Adam ise efsun söylemeye cesaret bile edemiyordu çünkü bir ruh hayvanı daha çağırırsa Kara Şeytan Budisti hayvanını paramparça edecekti. Bu yüzden korku içerisinde hemen Chu Mu ve Prenses Ji Rou'ya yaklaştı.

 

” Ben... Ben... Ben... Kötü bir niyetim yoktu..." dedi adam bembeyaz suratıyla.

 

Chu Mu adama biraz daha yaklaştı. Kara Şeytan Budist kolunu parçalamıştı, belinde de yaralar vardı. Yara bir süre önce oluşmuş gibiydi.

 

"Kimsin sen?" Diye adamı sorguya çekti Chu Mu.

 

"Ben... Ben Mavi Krallıktanım. Adım Liu Zhang, yarışmacıyım," dedi Liu Zhang. Kolundaki yarayı sıvazlıyordu.

 

Prenses Ji Rou da yavaş yavaş yanlarına yaklaştı. Kara Şeytan Budistinin yanında durdu ve merakla Chu Mu'ya baktı. 

 

Liu Zhang'ın korku dolu gözleri Prenses Jin Rou'ya dönmüştü. Yüzündeki ifade değişti, şimdi şok olmuş ve kafası karışmış gibi duruyordu. 

 

"Prenses Jin Rou? Yoksa sen Prenses Jin Rou musun?!" Liu Zhang'ın yüzünde tuhaf bir heyecan vardı. Prenses Jin Rou'dan gözlerini alamıyordu, yüzünden hayranlık ve takdir akıyordu.

 

"Hmm? Daha önce tanışmış mıydık?” Prenses Jin Rou dikkatle bu adamı inceliyordu, hiçbir yerden çıkaramıyordu bu adamı.

 

"Tianxia Şehrine girmeden önce sizinle bir Büyüleyici Dünyanın ucunda karşılaşmıştık, adamınız kurtarmıştı beni. Adamınıza teşekkür edecektim ancak o iyiliği için aslında size teşekkür etmem gerektiğini söyledi. O zamandan beri size hayranımdır ve şükran duyarım.
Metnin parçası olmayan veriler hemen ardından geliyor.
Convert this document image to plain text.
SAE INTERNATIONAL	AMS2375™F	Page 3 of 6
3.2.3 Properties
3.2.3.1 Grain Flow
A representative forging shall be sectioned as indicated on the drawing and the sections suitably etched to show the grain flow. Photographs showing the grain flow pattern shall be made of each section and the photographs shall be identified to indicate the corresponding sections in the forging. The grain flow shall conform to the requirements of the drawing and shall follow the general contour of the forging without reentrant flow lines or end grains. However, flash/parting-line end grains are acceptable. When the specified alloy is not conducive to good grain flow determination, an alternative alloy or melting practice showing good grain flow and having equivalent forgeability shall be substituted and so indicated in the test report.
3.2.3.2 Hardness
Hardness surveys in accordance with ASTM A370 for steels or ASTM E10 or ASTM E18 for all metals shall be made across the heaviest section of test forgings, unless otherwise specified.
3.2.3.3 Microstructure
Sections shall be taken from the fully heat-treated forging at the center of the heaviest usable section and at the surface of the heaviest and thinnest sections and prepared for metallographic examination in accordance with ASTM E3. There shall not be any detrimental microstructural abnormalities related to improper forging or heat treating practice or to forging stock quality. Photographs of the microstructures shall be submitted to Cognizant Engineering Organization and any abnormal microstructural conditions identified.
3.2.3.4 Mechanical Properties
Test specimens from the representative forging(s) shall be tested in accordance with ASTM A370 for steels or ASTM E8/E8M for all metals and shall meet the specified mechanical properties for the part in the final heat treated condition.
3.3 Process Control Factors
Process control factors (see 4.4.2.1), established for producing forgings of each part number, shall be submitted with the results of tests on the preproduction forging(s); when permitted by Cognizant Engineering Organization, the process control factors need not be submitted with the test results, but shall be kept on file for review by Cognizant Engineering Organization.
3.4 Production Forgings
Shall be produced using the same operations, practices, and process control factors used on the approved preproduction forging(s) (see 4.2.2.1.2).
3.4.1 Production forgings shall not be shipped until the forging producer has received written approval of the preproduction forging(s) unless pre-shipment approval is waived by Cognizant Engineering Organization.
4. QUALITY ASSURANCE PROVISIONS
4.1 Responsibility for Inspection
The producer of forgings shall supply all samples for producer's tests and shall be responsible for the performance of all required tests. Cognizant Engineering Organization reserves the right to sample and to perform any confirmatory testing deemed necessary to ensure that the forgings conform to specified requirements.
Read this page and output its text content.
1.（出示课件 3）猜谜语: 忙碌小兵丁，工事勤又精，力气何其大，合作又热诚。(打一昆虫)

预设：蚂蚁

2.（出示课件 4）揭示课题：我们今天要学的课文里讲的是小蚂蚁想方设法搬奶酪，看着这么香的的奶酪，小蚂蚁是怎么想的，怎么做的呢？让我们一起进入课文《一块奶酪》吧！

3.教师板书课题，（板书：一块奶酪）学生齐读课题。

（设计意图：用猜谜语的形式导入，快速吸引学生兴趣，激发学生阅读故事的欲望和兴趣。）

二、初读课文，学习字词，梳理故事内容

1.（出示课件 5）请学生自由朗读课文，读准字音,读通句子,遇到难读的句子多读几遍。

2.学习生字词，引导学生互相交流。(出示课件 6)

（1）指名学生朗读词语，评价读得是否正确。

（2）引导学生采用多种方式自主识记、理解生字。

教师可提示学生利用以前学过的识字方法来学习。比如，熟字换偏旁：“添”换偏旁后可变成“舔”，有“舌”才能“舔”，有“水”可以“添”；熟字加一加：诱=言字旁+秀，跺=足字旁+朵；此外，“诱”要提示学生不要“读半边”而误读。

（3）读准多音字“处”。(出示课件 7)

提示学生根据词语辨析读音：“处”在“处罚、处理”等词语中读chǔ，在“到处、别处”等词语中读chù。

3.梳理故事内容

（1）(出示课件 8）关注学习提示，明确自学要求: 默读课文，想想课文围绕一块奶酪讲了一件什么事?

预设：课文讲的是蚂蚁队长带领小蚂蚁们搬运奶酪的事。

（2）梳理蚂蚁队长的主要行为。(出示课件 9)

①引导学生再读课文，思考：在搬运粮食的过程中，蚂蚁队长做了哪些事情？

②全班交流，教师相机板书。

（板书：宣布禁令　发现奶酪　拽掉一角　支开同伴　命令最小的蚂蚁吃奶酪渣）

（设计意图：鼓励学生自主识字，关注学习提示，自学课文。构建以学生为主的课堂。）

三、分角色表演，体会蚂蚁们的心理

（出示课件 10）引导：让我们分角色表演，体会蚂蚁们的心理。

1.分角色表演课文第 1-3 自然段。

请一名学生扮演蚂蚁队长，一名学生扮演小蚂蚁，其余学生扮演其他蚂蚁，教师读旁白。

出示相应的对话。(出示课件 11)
Hep sizinle karşılaşıp bizzat teşekkür etmek istemişimdir ancak kısmet olmamıştı. Sizinle burada karşılaşmayı beklemiyordum. Çok iyi oldu." Dedi Liu Zhang minnetle. 

 

Prenses Jin Rou da adamının böyle bir şeyden bahsettiğini hatırlamıştı. Çok diyecek bir şeyi yoktu, "Önce yaranın icabına bak sonra da neden bizi takip ettiğini açıkla," dedi.

 

"Tabii tabii." Liu Zhang hemen başını salladı ve aceleyle yarasını sardı. Ustalığından sürekli vahşi doğada bulunan bir ruh hayvanı eğitmeni olduğu anlaşılıyordu.

 

Chu Mu hâlâ diken üstündeydi. Bu Liu Zhang şüpheli birine benziyordu. Çünkü hep aurasını gizliyordu ve oldukça kabiliyetliydi. Normal biri değildi. Chu Mu'nun ruh andacı onunkinden yüksek olmasa yapacağı saldırıdan bile haberdar olamayacaklardı.

 

"Ben... Benim gerçekten kötü bir niyetim yoktu. İkinizi yukarıdaki zehirli diken kemerindeyken fark ettim. O zaman daha sizin kim olduğunuzu bilmiyordum, o yüzden peşinize takıldım. Aslında sizle gelmek istiyordum ama gücünüzü bilmiyordum," dedi Liu Zhang.

 

"Belindeki o yara ne?" diye sordu Chu Mu.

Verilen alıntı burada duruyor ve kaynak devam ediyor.